In summary, traditional markets have to do with much wholesale & retail industry among types of occupations, with other areas among types of districts, with below 1,000. among sizes of sales, with 0 among sizes of employees, with below 32 among areas in rental building, with independent stores among types of business, with marginally Chungnam and Chunnam among administrative districts by a hirer and with Chunbuk by a lessor.

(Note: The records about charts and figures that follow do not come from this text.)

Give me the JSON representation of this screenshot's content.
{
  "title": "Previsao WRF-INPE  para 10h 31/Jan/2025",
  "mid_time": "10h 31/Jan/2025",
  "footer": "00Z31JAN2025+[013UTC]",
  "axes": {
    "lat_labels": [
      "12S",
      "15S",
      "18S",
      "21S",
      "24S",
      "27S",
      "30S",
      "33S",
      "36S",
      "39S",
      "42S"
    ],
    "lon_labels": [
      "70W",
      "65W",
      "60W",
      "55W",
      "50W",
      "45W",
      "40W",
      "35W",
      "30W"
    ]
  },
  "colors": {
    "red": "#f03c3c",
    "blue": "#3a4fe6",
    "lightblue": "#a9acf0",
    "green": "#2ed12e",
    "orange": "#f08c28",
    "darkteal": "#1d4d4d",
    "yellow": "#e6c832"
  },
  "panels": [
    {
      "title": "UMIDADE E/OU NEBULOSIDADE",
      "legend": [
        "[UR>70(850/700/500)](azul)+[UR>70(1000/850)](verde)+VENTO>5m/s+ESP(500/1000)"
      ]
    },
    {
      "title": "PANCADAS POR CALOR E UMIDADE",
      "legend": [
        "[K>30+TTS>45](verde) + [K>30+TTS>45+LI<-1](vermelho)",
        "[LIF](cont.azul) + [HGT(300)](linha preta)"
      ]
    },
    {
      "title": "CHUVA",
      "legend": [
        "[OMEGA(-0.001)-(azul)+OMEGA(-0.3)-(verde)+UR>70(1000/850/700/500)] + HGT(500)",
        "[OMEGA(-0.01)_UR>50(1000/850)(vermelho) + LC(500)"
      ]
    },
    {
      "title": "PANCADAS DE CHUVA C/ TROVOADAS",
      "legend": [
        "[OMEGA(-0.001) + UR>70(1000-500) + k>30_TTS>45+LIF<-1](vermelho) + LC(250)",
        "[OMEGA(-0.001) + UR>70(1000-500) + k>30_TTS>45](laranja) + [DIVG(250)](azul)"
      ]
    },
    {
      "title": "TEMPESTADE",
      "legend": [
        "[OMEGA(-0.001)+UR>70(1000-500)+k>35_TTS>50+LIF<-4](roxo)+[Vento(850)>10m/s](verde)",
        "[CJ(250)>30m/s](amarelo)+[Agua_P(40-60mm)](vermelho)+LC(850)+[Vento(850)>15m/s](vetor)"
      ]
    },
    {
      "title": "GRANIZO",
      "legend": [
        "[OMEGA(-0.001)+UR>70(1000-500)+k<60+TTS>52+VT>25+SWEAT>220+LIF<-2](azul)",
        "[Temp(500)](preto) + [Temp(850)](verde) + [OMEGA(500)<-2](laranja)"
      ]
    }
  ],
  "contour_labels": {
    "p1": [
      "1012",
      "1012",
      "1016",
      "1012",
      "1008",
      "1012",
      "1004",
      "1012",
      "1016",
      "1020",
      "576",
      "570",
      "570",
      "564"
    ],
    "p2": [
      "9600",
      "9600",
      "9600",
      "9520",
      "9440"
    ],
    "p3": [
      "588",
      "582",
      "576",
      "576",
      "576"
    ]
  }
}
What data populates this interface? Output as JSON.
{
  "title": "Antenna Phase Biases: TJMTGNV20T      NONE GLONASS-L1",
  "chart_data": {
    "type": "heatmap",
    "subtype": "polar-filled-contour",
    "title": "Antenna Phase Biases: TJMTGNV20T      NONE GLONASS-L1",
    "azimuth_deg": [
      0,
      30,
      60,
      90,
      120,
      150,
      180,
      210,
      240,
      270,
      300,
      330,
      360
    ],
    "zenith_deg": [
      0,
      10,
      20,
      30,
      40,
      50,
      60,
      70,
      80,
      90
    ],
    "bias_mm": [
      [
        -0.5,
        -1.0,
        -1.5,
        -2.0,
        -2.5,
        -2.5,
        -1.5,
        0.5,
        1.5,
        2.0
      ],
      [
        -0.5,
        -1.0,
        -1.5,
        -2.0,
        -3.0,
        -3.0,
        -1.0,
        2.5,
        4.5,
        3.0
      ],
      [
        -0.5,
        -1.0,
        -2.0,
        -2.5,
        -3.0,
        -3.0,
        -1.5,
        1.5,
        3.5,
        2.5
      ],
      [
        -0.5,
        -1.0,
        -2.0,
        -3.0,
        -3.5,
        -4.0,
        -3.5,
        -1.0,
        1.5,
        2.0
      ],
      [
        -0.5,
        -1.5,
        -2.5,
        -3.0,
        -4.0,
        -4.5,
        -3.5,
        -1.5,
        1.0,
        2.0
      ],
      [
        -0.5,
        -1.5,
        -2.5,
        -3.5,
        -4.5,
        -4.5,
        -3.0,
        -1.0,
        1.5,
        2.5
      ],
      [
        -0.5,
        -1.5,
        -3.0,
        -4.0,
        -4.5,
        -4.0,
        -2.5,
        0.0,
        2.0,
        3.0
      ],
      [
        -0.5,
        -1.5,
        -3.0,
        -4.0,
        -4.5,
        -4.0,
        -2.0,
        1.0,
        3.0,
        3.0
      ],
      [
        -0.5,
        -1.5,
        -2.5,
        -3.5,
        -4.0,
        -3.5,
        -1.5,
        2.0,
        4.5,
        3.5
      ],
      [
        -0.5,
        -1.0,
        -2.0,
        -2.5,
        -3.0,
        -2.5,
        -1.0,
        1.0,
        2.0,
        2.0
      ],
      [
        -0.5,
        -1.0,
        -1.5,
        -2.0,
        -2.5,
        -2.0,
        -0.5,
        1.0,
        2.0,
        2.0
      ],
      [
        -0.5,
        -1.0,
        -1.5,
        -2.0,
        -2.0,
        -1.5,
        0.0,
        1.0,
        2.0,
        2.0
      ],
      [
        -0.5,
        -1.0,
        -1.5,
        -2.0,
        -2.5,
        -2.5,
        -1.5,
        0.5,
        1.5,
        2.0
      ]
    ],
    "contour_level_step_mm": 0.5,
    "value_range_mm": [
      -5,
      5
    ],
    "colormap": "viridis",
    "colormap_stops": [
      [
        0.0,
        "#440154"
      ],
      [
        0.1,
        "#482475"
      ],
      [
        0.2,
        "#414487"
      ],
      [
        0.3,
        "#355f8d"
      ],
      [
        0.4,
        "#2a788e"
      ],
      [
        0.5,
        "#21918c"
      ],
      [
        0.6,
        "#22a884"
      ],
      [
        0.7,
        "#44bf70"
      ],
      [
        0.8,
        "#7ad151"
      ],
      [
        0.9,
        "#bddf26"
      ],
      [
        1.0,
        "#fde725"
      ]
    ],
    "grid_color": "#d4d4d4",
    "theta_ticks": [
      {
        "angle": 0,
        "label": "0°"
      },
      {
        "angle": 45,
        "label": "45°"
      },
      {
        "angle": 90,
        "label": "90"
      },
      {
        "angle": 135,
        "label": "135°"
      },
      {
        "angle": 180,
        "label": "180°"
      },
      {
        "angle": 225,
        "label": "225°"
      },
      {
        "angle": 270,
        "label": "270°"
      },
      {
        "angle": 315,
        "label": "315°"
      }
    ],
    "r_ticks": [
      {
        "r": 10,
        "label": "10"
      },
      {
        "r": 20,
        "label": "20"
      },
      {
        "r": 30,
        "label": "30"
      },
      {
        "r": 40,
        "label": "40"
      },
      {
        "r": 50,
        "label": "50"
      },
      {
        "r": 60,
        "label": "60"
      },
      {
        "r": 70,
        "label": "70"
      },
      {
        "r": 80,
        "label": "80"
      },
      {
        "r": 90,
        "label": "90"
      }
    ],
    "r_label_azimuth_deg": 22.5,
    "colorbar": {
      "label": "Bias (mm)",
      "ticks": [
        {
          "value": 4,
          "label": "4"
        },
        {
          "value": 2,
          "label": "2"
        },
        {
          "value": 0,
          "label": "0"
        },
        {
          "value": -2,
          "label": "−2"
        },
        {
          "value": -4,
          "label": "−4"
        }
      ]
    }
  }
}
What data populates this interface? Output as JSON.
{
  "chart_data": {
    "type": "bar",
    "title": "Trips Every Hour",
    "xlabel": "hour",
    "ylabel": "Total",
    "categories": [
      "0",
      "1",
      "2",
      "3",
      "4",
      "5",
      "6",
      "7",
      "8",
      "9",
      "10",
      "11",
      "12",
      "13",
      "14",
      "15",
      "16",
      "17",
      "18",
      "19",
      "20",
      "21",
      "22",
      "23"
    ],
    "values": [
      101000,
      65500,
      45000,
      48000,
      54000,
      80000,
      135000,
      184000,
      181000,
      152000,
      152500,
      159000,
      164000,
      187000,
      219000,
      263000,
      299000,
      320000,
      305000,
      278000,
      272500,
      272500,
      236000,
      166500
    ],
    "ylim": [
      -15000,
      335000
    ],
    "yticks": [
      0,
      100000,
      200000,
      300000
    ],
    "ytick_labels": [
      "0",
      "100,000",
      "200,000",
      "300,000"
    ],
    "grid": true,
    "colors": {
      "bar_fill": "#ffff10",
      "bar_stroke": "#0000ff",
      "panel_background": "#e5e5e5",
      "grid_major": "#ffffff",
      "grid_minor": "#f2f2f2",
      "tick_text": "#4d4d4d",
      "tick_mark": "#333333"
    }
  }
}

In this paper, we considered only three types of markets such as general commercial zones, central commercial zones and traditional markets in order to explore associations between traditional markets and other factors. Considering more detailed and specialized markets unlike large-scaled types of markets given above, the segmented version of association between traditional markets and others can be investigated in the future. Furthermore, it will be very interesting to categorize and segment a variety of traditional markets into homogeneous groups based on similarities or dissimilarities.
The government and local autonomy should enact a special law to reform the timeworn infrastructure, establishment and environment of traditional markets and enforced diverse policies with the sole object of changing consumers’ business mindset, with maintaining the balance among other markets.